Recommandation : proposer d'instaurer à nouveau une contribution de 50 euros au titre de l'introduction d'une instance devant une juridiction.
* 107 Strafprozeßordnung (code de procédure pénale), § 465.
* 108 Voir notamment, pour l'Angleterre et le Pays de Galles, le Prosecution of Offences Act 1985. section 18.
* 109 Rapport n° 44, tome I (1992-1993) de Jean-Marie Girault, fait au nom de la commission des lois sur le projet de loi portant réforme de la procédure pénale, déposé le 12 novembre 1992.
* 110 Antoine Lefèvre, Amendes pénales : l'urgente modernisation du recouvrement, rapport d'information n° 330 (2018-2019), fait au nom de la commission des finances, déposé le 20 février 2019.
* 111 Voir Le recouvrement des amendes de circulation et des forfaits de post-stationnement : un système grippé ?, Rapport d'information n° 651 (2018-2019) de Thierry Carcenac et Claude Nougeain, fait au nom de la commission des finances du Sénat, déposé le 10 juillet 2019.

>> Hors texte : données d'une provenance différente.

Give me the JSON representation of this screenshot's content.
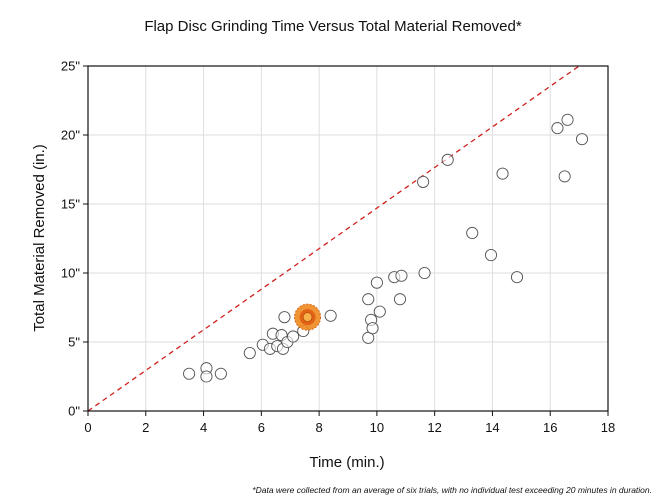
{
  "chart_data": {
    "type": "scatter",
    "title": "Flap Disc Grinding Time Versus Total Material Removed*",
    "xlabel": "Time (min.)",
    "ylabel": "Total Material Removed (in.)",
    "xlim": [
      0,
      18
    ],
    "ylim": [
      0,
      25
    ],
    "x_ticks": [
      0,
      2,
      4,
      6,
      8,
      10,
      12,
      14,
      16,
      18
    ],
    "x_tick_labels": [
      "0",
      "2",
      "4",
      "6",
      "8",
      "10",
      "12",
      "14",
      "16",
      "18"
    ],
    "y_ticks": [
      0,
      5,
      10,
      15,
      20,
      25
    ],
    "y_tick_labels": [
      "0\"",
      "5\"",
      "10\"",
      "15\"",
      "20\"",
      "25\""
    ],
    "grid": true,
    "reference_line": {
      "style": "dashed",
      "color": "#d0201c",
      "from": [
        0,
        0
      ],
      "to": [
        17,
        25
      ]
    },
    "points": [
      {
        "x": 3.5,
        "y": 2.7
      },
      {
        "x": 4.1,
        "y": 3.1
      },
      {
        "x": 4.1,
        "y": 2.5
      },
      {
        "x": 4.6,
        "y": 2.7
      },
      {
        "x": 5.6,
        "y": 4.2
      },
      {
        "x": 6.05,
        "y": 4.8
      },
      {
        "x": 6.3,
        "y": 4.5
      },
      {
        "x": 6.4,
        "y": 5.6
      },
      {
        "x": 6.55,
        "y": 4.7
      },
      {
        "x": 6.7,
        "y": 5.5
      },
      {
        "x": 6.75,
        "y": 4.5
      },
      {
        "x": 6.8,
        "y": 6.8
      },
      {
        "x": 6.9,
        "y": 5.0
      },
      {
        "x": 7.1,
        "y": 5.4
      },
      {
        "x": 7.45,
        "y": 5.8
      },
      {
        "x": 8.4,
        "y": 6.9
      },
      {
        "x": 9.7,
        "y": 5.3
      },
      {
        "x": 9.7,
        "y": 8.1
      },
      {
        "x": 9.8,
        "y": 6.6
      },
      {
        "x": 9.85,
        "y": 6.0
      },
      {
        "x": 10.0,
        "y": 9.3
      },
      {
        "x": 10.1,
        "y": 7.2
      },
      {
        "x": 10.6,
        "y": 9.7
      },
      {
        "x": 10.8,
        "y": 8.1
      },
      {
        "x": 10.85,
        "y": 9.8
      },
      {
        "x": 11.6,
        "y": 16.6
      },
      {
        "x": 11.65,
        "y": 10.0
      },
      {
        "x": 12.45,
        "y": 18.2
      },
      {
        "x": 13.3,
        "y": 12.9
      },
      {
        "x": 13.95,
        "y": 11.3
      },
      {
        "x": 14.35,
        "y": 17.2
      },
      {
        "x": 14.85,
        "y": 9.7
      },
      {
        "x": 16.25,
        "y": 20.5
      },
      {
        "x": 16.5,
        "y": 17.0
      },
      {
        "x": 16.6,
        "y": 21.1
      },
      {
        "x": 17.1,
        "y": 19.7
      }
    ],
    "highlight_point": {
      "x": 7.6,
      "y": 6.8,
      "color": "#f08a1e",
      "core_color": "#e05a12"
    }
  },
  "footnote": "*Data were collected from an average of six trials, with no individual test exceeding 20 minutes in duration."
}
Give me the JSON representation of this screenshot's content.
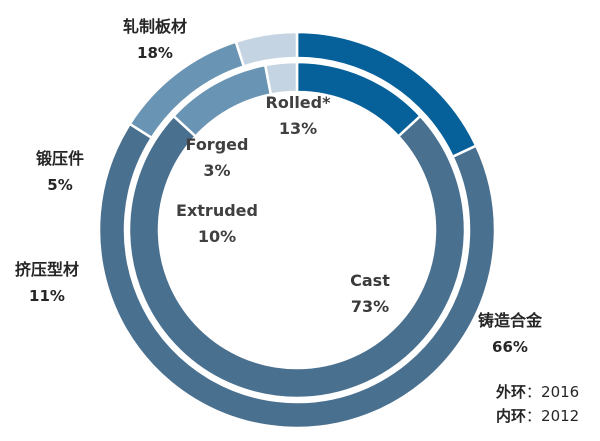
{
  "chart_data": {
    "type": "pie",
    "subtype": "nested-donut",
    "rings": [
      {
        "ring": "outer",
        "legend_label": "外环",
        "legend_value": "2016",
        "slices": [
          {
            "label": "轧制板材",
            "value": 18,
            "value_text": "18%",
            "color": "#06609a"
          },
          {
            "label": "铸造合金",
            "value": 66,
            "value_text": "66%",
            "color": "#4a7090"
          },
          {
            "label": "挤压型材",
            "value": 11,
            "value_text": "11%",
            "color": "#6a94b4"
          },
          {
            "label": "锻压件",
            "value": 5,
            "value_text": "5%",
            "color": "#c4d4e2"
          }
        ]
      },
      {
        "ring": "inner",
        "legend_label": "内环",
        "legend_value": "2012",
        "slices": [
          {
            "label": "Rolled*",
            "value": 13,
            "value_text": "13%",
            "color": "#06609a"
          },
          {
            "label": "Cast",
            "value": 73,
            "value_text": "73%",
            "color": "#4a7090"
          },
          {
            "label": "Extruded",
            "value": 10,
            "value_text": "10%",
            "color": "#6a94b4"
          },
          {
            "label": "Forged",
            "value": 3,
            "value_text": "3%",
            "color": "#c4d4e2"
          }
        ]
      }
    ],
    "legend": {
      "separator": "：",
      "position": "bottom-right"
    }
  }
}
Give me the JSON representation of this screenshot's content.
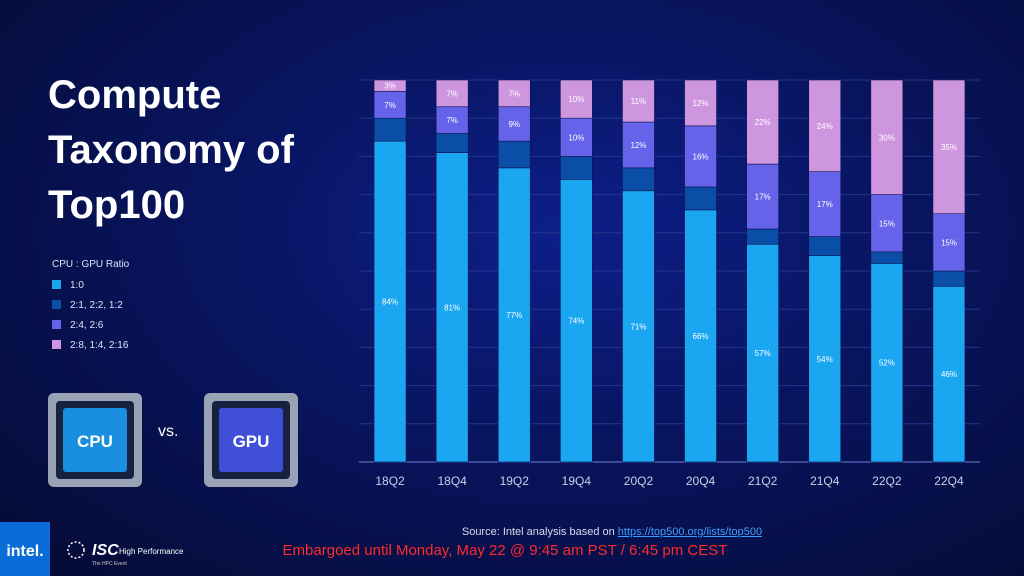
{
  "slide": {
    "title_lines": [
      "Compute",
      "Taxonomy of",
      "Top100"
    ],
    "chips": [
      "CPU",
      "GPU"
    ],
    "vs": "vs.",
    "source_prefix": "Source: Intel analysis based on ",
    "source_link": "https://top500.org/lists/top500",
    "embargo": "Embargoed until Monday, May 22 @ 9:45 am PST / 6:45 pm CEST",
    "intel_logo": "intel.",
    "isc_logo": "ISC",
    "isc_tagline": "High Performance",
    "isc_sub": "The HPC Event"
  },
  "chart_data": {
    "type": "stacked-bar",
    "legend_title": "CPU : GPU Ratio",
    "categories": [
      "18Q2",
      "18Q4",
      "19Q2",
      "19Q4",
      "20Q2",
      "20Q4",
      "21Q2",
      "21Q4",
      "22Q2",
      "22Q4"
    ],
    "series": [
      {
        "name": "1:0",
        "color": "#1ba6f2",
        "values": [
          84,
          81,
          77,
          74,
          71,
          66,
          57,
          54,
          52,
          46
        ],
        "value_labels": [
          "84%",
          "81%",
          "77%",
          "74%",
          "71%",
          "66%",
          "57%",
          "54%",
          "52%",
          "46%"
        ]
      },
      {
        "name": "2:1, 2:2, 1:2",
        "color": "#0b4ea8",
        "values": [
          6,
          5,
          7,
          6,
          6,
          6,
          4,
          5,
          3,
          4
        ]
      },
      {
        "name": "2:4, 2:6",
        "color": "#6563ea",
        "values": [
          7,
          7,
          9,
          10,
          12,
          16,
          17,
          17,
          15,
          15
        ],
        "value_labels": [
          "7%",
          "7%",
          "9%",
          "10%",
          "12%",
          "16%",
          "17%",
          "17%",
          "15%",
          "15%"
        ]
      },
      {
        "name": "2:8, 1:4, 2:16",
        "color": "#cf96e0",
        "values": [
          3,
          7,
          7,
          10,
          11,
          12,
          22,
          24,
          30,
          35
        ],
        "value_labels": [
          "3%",
          "7%",
          "7%",
          "10%",
          "11%",
          "12%",
          "22%",
          "24%",
          "30%",
          "35%"
        ]
      }
    ],
    "ylim": [
      0,
      100
    ],
    "yticks": [
      0,
      10,
      20,
      30,
      40,
      50,
      60,
      70,
      80,
      90,
      100
    ],
    "grid": true
  }
}
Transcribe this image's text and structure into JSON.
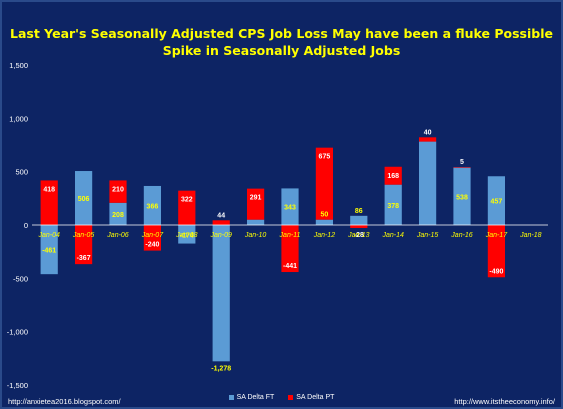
{
  "title_line1": "Last Year's Seasonally Adjusted CPS Job Loss May have been a fluke Possible",
  "title_line2": "Spike in Seasonally Adjusted Jobs",
  "footer_left": "http://anxietea2016.blogspot.com/",
  "footer_right": "http://www.itstheeconomy.info/",
  "colors": {
    "background": "#0d2464",
    "ft": "#5b9bd5",
    "pt": "#ff0000",
    "title": "#ffff00",
    "ft_label": "#ffff00",
    "pt_label": "#ffffff"
  },
  "chart_data": {
    "type": "bar",
    "title": "Last Year's Seasonally Adjusted CPS Job Loss May have been a fluke Possible Spike in Seasonally Adjusted Jobs",
    "categories": [
      "Jan-04",
      "Jan-05",
      "Jan-06",
      "Jan-07",
      "Jan-08",
      "Jan-09",
      "Jan-10",
      "Jan-11",
      "Jan-12",
      "Jan-13",
      "Jan-14",
      "Jan-15",
      "Jan-16",
      "Jan-17",
      "Jan-18"
    ],
    "series": [
      {
        "name": "SA Delta FT",
        "values": [
          -461,
          506,
          208,
          366,
          -174,
          -1278,
          50,
          343,
          50,
          86,
          378,
          782,
          538,
          457,
          null
        ],
        "labels": [
          "-461",
          "506",
          "208",
          "366",
          "-174",
          "-1,278",
          "",
          "343",
          "50",
          "86",
          "378",
          "",
          "538",
          "457",
          ""
        ]
      },
      {
        "name": "SA Delta PT",
        "values": [
          418,
          -367,
          210,
          -240,
          322,
          44,
          291,
          -441,
          675,
          -28,
          168,
          40,
          5,
          -490,
          null
        ],
        "labels": [
          "418",
          "-367",
          "210",
          "-240",
          "322",
          "44",
          "291",
          "-441",
          "675",
          "-28",
          "168",
          "40",
          "5",
          "-490",
          ""
        ]
      }
    ],
    "stacked": true,
    "ylim": [
      -1500,
      1500
    ],
    "yticks": [
      1500,
      1000,
      500,
      0,
      -500,
      -1000,
      -1500
    ],
    "ytick_labels": [
      "1,500",
      "1,000",
      "500",
      "0",
      "-500",
      "-1,000",
      "-1,500"
    ],
    "grid": false,
    "legend": "bottom"
  }
}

* 112 Projet annuel de performances de la mission « Gestion des finances publiques », annexé au projet de loi de finances pour 2025.
* 113 Article 1018 A du code général des impôts.
* 114 Ce droit est doublé si le prévenu n'a pas comparu personnellement et qu'il ne s'acquitte pas volontaire du droit dans un délai d'un mois.
* 115 Articles 380-16 et suivants du code de procédure pénale, introduits par l'article 9 de la loi n° 2021-1729 du 22 décembre 2021 pour la confiance dans l'institution judiciaire.
* 116 Rapport d'information n° 1687 sur l'évaluation de la création des cours criminelles départementales, présenté par Pascale Bordes et Stéphane Mazars, déposé par la commission des lois constitutionnelles, de la législation et de l'administration générale de la république de l'Assemblée nationale, 9 juillet 2025.
* 117 Article 1635 bis Q (ancien) du code général des impôts, créé par l'article 54 de la loi n° 2011-900 du 29 juillet 2011 de finances rectificative pour 2011 et abrogé par l'article 128 de la loi n° 2013-1278 du 29 décembre 2013 de finances pour 2014.
* 118 Rapport d'information n° 2183 sur l'aide juridictionnelle présenté par Philippe Gosselin et Naïma Moutchou, au nom de la commission des lois constitutionnelles, de la législation et de l'administration générale de la République de l'Assemblée nationale, déposé le 23 juillet 2019.
* 119 Amendement n° 1703 au projet de loi de finances pour 2025, présenté par Christine Lavarde et plusieurs de ses collègues, enregistré le 22 novembre 2014.